Important Terms and Workflow Steps
Key Terms
Build pipelines (or just pipelines) are scripts that developers maintain to perform useful work — building the application, generating artifacts, or deploying it. The "pipeline" metaphor captures a one-way dataflow through a set of goals that either pass or fail.
Pipelines are central to CI/CD, and developers update them constantly. If the deployment pipeline fails, it must be fixed quickly because it is typically the only automated route to production. Knowing the terminology, the structure, and how to debug a pipeline quickly is therefore essential.
Provider Terminology Reference
The same concepts go by different names depending on which CI/CD platform you use. The table below maps the most common terms.
| Concept | Generic Term | Jenkins | GitHub Actions | GitLab CI/CD | CircleCI |
|---|---|---|---|---|---|
| A single task or command within a pipeline | Build Step | Build Step | Step | Job | Step |
| The runtime context (OS, tools, env vars) | Environment | Node | Runner | Runner | Executor |
| An ordered set of jobs | Workflow | Pipeline | Workflow | Pipeline | Workflow |
| An event that starts a pipeline run | Trigger | Build Trigger | Event | Trigger | Trigger |
| Sensitive data (passwords, tokens, keys) | Secrets | Credentials | Secrets | Variables | Environment Variables |
| A lightweight executable package | Container | Agent / Docker Agent | Container | Docker | Docker Executor |
| The file(s) that define the pipeline | Configuration | Jenkinsfile | .github/workflows/*.yml | .gitlab-ci.yml | .circleci/config.yml |
| Files produced by a build step | Artifacts | Build Artifacts | Artifacts | Artifacts | Artifacts |
| Stored dependencies or compiled output | Cache | Workspace | Cache | Cache | Cache |
| Running multiple jobs at the same time | Parallelism | Parallel Builds | Matrix Builds | Parallel / Matrix | Parallel Jobs |
| Whether a build passed or failed | Build Status | Build Status | Check | Pipeline Status | Build Status |
Environment naming note: Testing environments also vary by organization. You may encounter "Development", "Dev", "QA", "Staging", "UAT", "PPE", "Testing", "Experimental", or "Beta". These terms carry different connotations depending on the team and deployment process.

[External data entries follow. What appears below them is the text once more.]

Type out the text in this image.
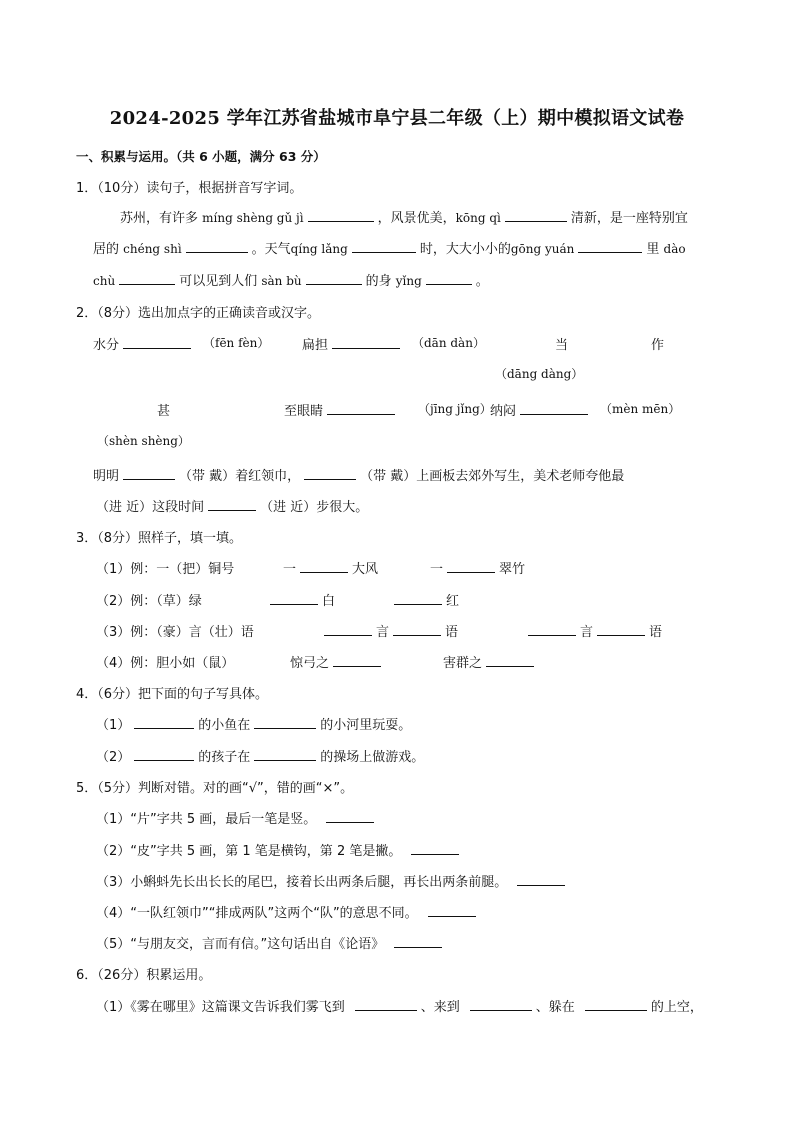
2024-2025 学年江苏省盐城市阜宁县二年级（上）期中模拟语文试卷
一、积累与运用。（共 6 小题，满分 63 分）
1．（10分）读句子，根据拼音写字词。
苏州，有许多 míng shèng gǔ jì	，风景优美，kōng qì	清新，是一座特别宜
居的 chéng shì	。天气qíng lǎng	时，大大小小的gōng yuán	里 dào
chù	可以见到人们 sàn bù	的身 yǐng	。
2．（8分）选出加点字的正确读音或汉字。
水分	（fēn fèn）	扁担	（dān dàn）	当	作
（dāng dàng）
甚	至眼睛	（jīng jǐng）
纳闷	（mèn mēn）
（shèn shèng）
明明	（带 戴）着红领巾，	（带 戴）上画板去郊外写生，美术老师夸他最
（进 近）这段时间	（进 近）步很大。
3．（8分）照样子，填一填。
（1）例：一（把）铜号	一	大风	一	翠竹
（2）例：（草）绿	白	红
（3）例：（豪）言（壮）语	言	语	言	语
（4）例：胆小如（鼠）	惊弓之	害群之
4．（6分）把下面的句子写具体。
（1）	的小鱼在	的小河里玩耍。
（2）	的孩子在	的操场上做游戏。
5．（5分）判断对错。对的画“√”，错的画“×”。
（1）“片”字共 5 画，最后一笔是竖。
（2）“皮”字共 5 画，第 1 笔是横钩，第 2 笔是撇。
（3）小蝌蚪先长出长长的尾巴，接着长出两条后腿，再长出两条前腿。
（4）“一队红领巾”“排成两队”这两个“队”的意思不同。
（5）“与朋友交，言而有信。”这句话出自《论语》
6．（26分）积累运用。
（1）《雾在哪里》这篇课文告诉我们雾飞到	、来到	、躲在	的上空，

What Steps Should a Workflow Have?
Based on analysis of real-world GitHub Actions workflows, step names cluster into these major themes. The frequency counts give a sense of how commonly each type of step appears across open-source repositories.
Release Management (most common)
- Release creation and publication — creating GitHub Releases, identifying upload URLs, handling drafts
- Tag management — extracting or creating version tags
- Version bumping and semantic versioning — incrementing version numbers
- Changelog and release notes — generating changelog entries
Version Control
- Retrieving version data and setting it in the environment
- Extracting and managing branch information
- Checking repository state, managing commit metadata
Build Process
- Compilation and assembly
- General build utilities
- Preparing the build environment (setting up tools, dependencies, platform specifics)
Docker and Container Management
- Building, tagging, and pushing Docker images
- Container/platform configuration (multi-arch targets, labels)
- Docker cache management
Environment and Setup
- Populating environment variables and configuration
- Preparing the build environment, checking system state
Caching
- Managing cache entries and directory paths
- Specialized caching for Node modules, Composer, Gradle, etc.
Testing
- Executing test suites and outputting results or statuses
Miscellaneous Tools
- Timestamp retrieval, GPG setup, workflow utility steps
Takeaway: If you are designing a new workflow, start with the most common patterns: checkout → environment setup → dependency installation → build → test. Add caching around the dependency install step. Add release/publish steps only in workflows triggered by tags or releases, not every PR.